Troubleshooting storage issues - FSx for Lustre
Services or capabilities described in Amazon Web Services documentation might vary by Region. To see the differences applicable to the China Regions, see Getting Started with Amazon Web Services in China (PDF).

Troubleshooting storage issues

In some cases, you may experience storage issues with your file system. You can troubleshoot these issues by using lfs commands, such as the lfs migrate command.

Write error due to no space on storage target

You can check the storage usage of your file system by using the lfs df -h command, as described in File system storage layout. The filesystem_summary field reports the total file system storage usage.

If the file system disk usage is 100%, consider increasing the storage capacity of your file system. For more information, see Managing storage capacity.

If the file system storage usage is not 100% and you still get write errors, the file you are writing to may be striped on an OST that is full.

Action to take

  • If many of your OSTs are full, increase the storage capacity of your file system. Check for unbalanced storage on OSTs by following the actions of the Unbalanced storage on OSTs section.

  • If your OSTs are not full, tune the client dirty page buffer size by applying the following tuning to all your client instances:

    sudo lctl set_param osc.*.max_dirty_mb=64

Unbalanced storage on OSTs

Amazon FSx for Lustre distributes new file stripes evenly across OSTs.
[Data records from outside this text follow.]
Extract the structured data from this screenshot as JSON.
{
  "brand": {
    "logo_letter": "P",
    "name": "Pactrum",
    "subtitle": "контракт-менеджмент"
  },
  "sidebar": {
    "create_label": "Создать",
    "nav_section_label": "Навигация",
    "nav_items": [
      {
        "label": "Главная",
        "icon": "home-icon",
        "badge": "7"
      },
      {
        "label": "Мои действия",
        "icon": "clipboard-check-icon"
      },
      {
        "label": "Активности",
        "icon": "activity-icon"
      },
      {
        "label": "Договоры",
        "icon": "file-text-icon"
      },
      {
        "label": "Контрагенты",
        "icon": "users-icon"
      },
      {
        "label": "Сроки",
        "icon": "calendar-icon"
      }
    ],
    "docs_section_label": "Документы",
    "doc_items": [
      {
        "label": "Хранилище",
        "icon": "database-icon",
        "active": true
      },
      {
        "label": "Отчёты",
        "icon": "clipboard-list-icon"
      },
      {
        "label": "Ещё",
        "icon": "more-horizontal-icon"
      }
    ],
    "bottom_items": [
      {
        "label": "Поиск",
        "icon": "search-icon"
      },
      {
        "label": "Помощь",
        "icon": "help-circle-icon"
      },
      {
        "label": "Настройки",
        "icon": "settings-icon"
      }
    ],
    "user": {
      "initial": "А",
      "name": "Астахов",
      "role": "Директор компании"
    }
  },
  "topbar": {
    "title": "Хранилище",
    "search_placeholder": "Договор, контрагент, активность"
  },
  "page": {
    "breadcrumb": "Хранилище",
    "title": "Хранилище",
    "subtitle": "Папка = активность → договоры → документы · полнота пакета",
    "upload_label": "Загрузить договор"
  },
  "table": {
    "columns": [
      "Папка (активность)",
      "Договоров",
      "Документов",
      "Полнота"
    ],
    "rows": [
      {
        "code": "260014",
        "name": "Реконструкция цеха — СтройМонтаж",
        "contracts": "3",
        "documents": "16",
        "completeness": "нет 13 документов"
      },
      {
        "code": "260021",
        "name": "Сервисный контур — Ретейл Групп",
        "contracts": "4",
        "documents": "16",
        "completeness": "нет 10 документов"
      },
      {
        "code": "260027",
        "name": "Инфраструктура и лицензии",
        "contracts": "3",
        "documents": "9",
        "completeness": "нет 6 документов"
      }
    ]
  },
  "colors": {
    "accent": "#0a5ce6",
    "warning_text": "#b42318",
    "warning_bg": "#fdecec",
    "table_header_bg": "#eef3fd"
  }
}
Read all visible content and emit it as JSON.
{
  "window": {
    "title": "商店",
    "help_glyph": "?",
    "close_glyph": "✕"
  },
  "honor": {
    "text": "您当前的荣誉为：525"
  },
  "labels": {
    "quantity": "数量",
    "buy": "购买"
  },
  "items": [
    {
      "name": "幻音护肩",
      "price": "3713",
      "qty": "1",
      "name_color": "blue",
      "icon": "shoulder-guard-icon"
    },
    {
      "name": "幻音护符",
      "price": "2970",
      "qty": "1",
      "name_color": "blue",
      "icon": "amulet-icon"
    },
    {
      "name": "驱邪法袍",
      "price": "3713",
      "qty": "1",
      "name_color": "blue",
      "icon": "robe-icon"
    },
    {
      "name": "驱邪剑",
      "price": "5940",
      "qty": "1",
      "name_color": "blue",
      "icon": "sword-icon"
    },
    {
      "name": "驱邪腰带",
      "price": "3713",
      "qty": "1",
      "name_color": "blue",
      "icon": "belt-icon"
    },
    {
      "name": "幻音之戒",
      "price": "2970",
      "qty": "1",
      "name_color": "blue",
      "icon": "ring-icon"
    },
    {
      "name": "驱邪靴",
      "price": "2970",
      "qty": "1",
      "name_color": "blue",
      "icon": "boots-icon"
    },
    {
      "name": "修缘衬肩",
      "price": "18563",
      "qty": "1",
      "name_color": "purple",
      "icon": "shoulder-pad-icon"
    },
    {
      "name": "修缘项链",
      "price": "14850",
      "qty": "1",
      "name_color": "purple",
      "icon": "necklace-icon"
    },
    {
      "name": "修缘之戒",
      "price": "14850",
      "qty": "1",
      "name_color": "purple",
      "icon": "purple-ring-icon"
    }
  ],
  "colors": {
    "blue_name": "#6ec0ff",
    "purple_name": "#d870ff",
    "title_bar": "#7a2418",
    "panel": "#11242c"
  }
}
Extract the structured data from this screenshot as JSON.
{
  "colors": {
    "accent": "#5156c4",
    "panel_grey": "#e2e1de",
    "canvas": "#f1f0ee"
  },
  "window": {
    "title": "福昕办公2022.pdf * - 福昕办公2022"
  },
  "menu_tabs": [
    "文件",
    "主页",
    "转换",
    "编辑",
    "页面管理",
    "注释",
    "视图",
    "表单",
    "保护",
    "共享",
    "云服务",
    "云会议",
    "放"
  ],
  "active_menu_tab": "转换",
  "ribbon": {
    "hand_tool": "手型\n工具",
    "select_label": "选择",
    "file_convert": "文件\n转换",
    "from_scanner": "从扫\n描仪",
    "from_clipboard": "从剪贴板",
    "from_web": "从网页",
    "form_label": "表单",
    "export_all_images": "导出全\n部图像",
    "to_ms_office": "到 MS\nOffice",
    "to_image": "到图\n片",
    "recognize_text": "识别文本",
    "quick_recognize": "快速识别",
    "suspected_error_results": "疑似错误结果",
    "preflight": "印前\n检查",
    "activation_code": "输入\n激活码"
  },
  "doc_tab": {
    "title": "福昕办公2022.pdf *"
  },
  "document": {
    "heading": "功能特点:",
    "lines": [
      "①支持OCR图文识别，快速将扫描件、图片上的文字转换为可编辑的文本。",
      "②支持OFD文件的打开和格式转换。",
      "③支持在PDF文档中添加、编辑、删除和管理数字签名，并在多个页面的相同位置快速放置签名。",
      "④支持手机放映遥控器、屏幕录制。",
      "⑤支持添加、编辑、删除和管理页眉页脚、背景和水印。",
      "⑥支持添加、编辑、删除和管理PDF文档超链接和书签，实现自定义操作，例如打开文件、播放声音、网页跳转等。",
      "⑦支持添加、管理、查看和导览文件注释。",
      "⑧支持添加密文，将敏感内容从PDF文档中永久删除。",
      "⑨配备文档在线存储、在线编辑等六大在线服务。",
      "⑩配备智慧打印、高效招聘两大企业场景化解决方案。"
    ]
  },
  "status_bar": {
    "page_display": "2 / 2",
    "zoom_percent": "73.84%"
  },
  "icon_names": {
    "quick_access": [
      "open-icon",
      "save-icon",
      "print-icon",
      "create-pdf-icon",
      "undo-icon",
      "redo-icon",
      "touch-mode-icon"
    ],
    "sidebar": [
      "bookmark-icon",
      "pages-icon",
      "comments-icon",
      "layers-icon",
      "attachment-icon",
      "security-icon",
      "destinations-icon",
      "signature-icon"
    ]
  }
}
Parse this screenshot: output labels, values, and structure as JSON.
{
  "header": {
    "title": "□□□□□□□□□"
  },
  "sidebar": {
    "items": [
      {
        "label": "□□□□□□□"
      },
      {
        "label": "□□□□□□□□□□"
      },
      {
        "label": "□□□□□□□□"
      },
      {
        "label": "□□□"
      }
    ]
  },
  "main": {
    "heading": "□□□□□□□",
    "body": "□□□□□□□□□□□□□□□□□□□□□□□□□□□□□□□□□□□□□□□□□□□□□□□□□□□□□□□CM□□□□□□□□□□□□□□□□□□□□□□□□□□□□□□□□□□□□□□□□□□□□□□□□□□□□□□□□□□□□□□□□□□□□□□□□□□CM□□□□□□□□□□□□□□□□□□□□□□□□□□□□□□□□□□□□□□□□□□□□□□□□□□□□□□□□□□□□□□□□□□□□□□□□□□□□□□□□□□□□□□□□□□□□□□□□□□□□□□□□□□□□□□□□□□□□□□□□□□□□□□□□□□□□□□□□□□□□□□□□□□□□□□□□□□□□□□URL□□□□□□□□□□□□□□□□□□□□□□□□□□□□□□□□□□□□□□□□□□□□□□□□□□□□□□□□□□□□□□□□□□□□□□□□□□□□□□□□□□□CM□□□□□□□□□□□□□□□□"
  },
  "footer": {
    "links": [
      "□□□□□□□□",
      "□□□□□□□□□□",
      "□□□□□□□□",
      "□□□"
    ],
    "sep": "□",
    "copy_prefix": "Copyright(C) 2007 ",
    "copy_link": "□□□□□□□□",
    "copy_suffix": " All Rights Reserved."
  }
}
However, your file system may still become unbalanced due to I/O patterns or file storage layout. As a result, some storage targets can become full while others remain relatively empty.

You use the lfs migrate command to move files or directories from more-full to less-full OSTs. You can use the lfs migrate command in either block or non-block mode.

  • Block mode is the default mode for the lfs migrate command. When run in block mode, lfs migrate first acquires a group lock on the files and directories before data migration to prevent modifications to the files, then releases the lock when migration completes. By preventing other processes from modifying the files, block mode prevents these processes from interrupting the migration. The downside is that preventing an application from modifying a file may result in delays or errors for the application.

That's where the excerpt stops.